When she was 14, she and her father fled Berlin as Russia invaded. Her father left her in the dark for two days while he went back to Berlin to look for her mother, who was one of four survivors of a bombing that killed hundreds. After the war, they moved back to Berlin and went to hear the Berlin Philharmonic play in the rubble of the bombed building, paying for their tickets in potatoes, as they had no money.

The family later moved to Hamburg, and in the 1950s, Ellinor came to the United States on a coal ship. She met her first husband on an airplane, and they eventually lived in North Africa, where she said she “saw the world, and grew up.”

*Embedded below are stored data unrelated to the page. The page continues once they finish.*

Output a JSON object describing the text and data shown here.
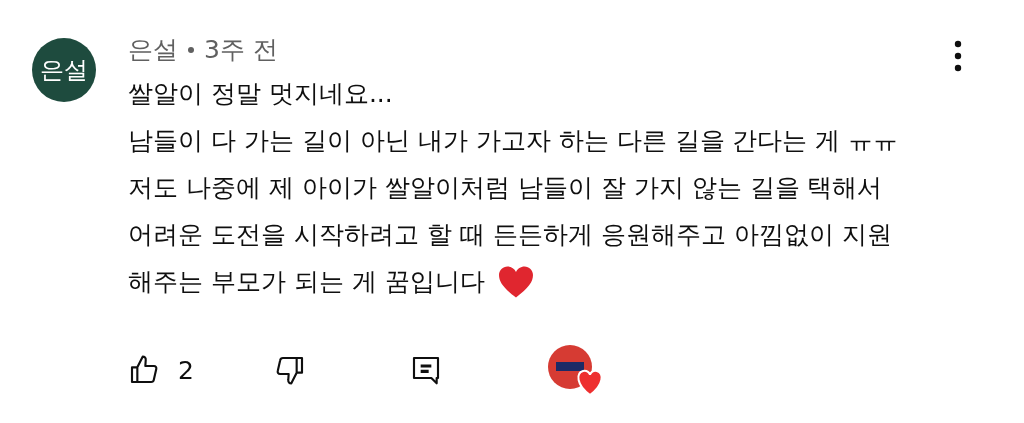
{
  "comment": {
    "avatar_text": "은설",
    "author": "은설",
    "time": "3주 전",
    "lines": [
      "쌀알이 정말 멋지네요...",
      "남들이 다 가는 길이 아닌 내가 가고자 하는 다른 길을 간다는 게 ㅠㅠ",
      "저도 나중에 제 아이가 쌀알이처럼 남들이 잘 가지 않는 길을 택해서",
      "어려운 도전을 시작하려고 할 때 든든하게 응원해주고 아낌없이 지원",
      "해주는 부모가 되는 게 꿈입니다"
    ],
    "like_count": "2",
    "liked": false,
    "disliked": false,
    "creator_hearted": true
  }
}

Ellinor later lived in New York and California, working in the travel industry. At a party in San Francisco, she met Emanuel (Mandi) Gottesmann, an Austrian Jew who had fled to Panama in the early ‘40s and later worked for the Manhattan Project at Columbia University.

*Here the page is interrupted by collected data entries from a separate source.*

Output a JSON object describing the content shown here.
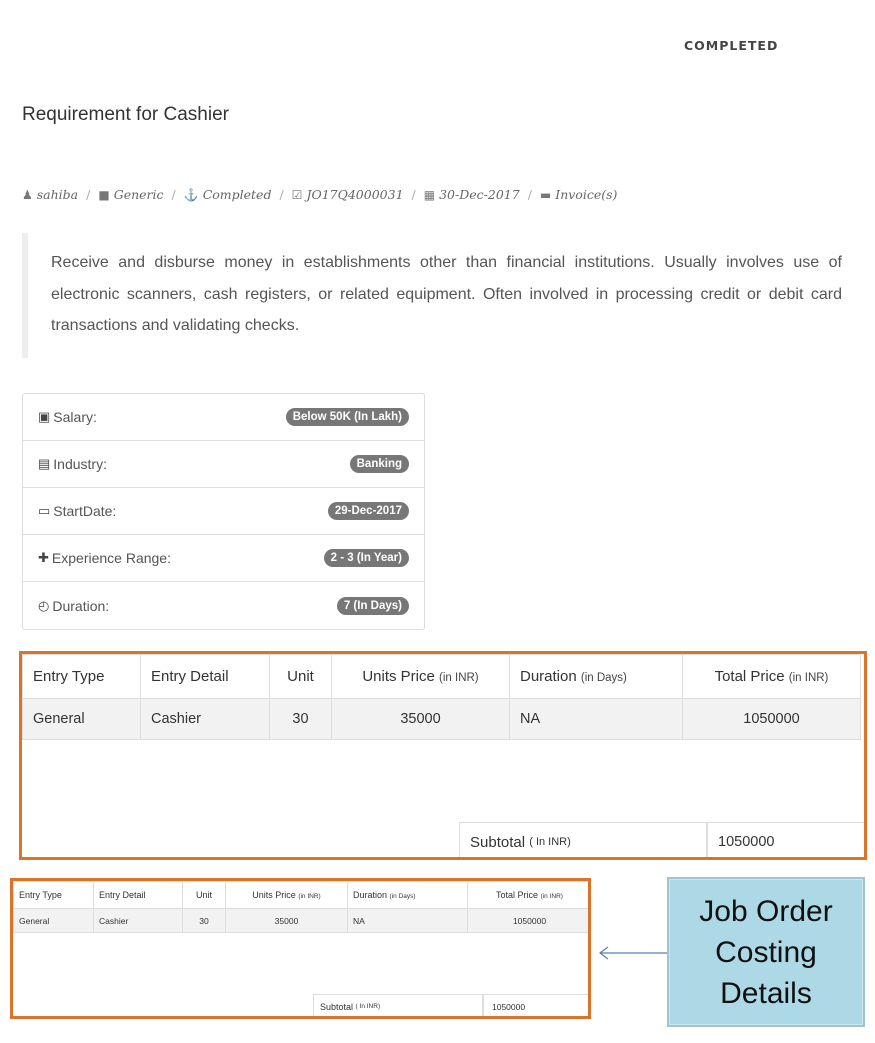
{
  "status": "COMPLETED",
  "title": "Requirement for Cashier",
  "meta": {
    "user": "sahiba",
    "category": "Generic",
    "state": "Completed",
    "job_id": "JO17Q4000031",
    "date": "30-Dec-2017",
    "invoice": "Invoice(s)"
  },
  "description": "Receive and disburse money in establishments other than financial institutions. Usually involves use of electronic scanners, cash registers, or related equipment. Often involved in processing credit or debit card transactions and validating checks.",
  "info": [
    {
      "icon": "money-icon",
      "glyph": "▣",
      "label": "Salary:",
      "value": "Below 50K  (In Lakh)"
    },
    {
      "icon": "building-icon",
      "glyph": "▤",
      "label": "Industry:",
      "value": "Banking"
    },
    {
      "icon": "keyboard-icon",
      "glyph": "▭",
      "label": "StartDate:",
      "value": "29-Dec-2017"
    },
    {
      "icon": "plus-icon",
      "glyph": "✚",
      "label": "Experience Range:",
      "value": "2 - 3   (In Year)"
    },
    {
      "icon": "clock-icon",
      "glyph": "◴",
      "label": "Duration:",
      "value": "7  (In Days)"
    }
  ],
  "costing": {
    "headers": {
      "entry_type": "Entry Type",
      "entry_detail": "Entry Detail",
      "unit": "Unit",
      "units_price": "Units Price",
      "units_price_unit": "(in INR)",
      "duration": "Duration",
      "duration_unit": "(in Days)",
      "total_price": "Total Price",
      "total_price_unit": "(in INR)"
    },
    "row": {
      "entry_type": "General",
      "entry_detail": "Cashier",
      "unit": "30",
      "units_price": "35000",
      "duration": "NA",
      "total_price": "1050000"
    },
    "subtotal_label": "Subtotal",
    "subtotal_unit": "( In INR)",
    "subtotal_value": "1050000"
  },
  "callout": {
    "line1": "Job Order",
    "line2": "Costing",
    "line3": "Details"
  }
}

Mandi and Ellinor had almost 30 years together before he died in 2004. They lived in Old Greenwich, Connecticut before retiring to Southern Oregon.

Ellinor and Mandi were art collectors and philanthropists, known by the name “Anonymous,” as they were fiercely protective of privacy and of what they believed in. Ellinor did not join any electronic social networks and always listened to her own drummer.

She will be sorely missed, but for each life she touched, she has become eternal. Ave atque vale!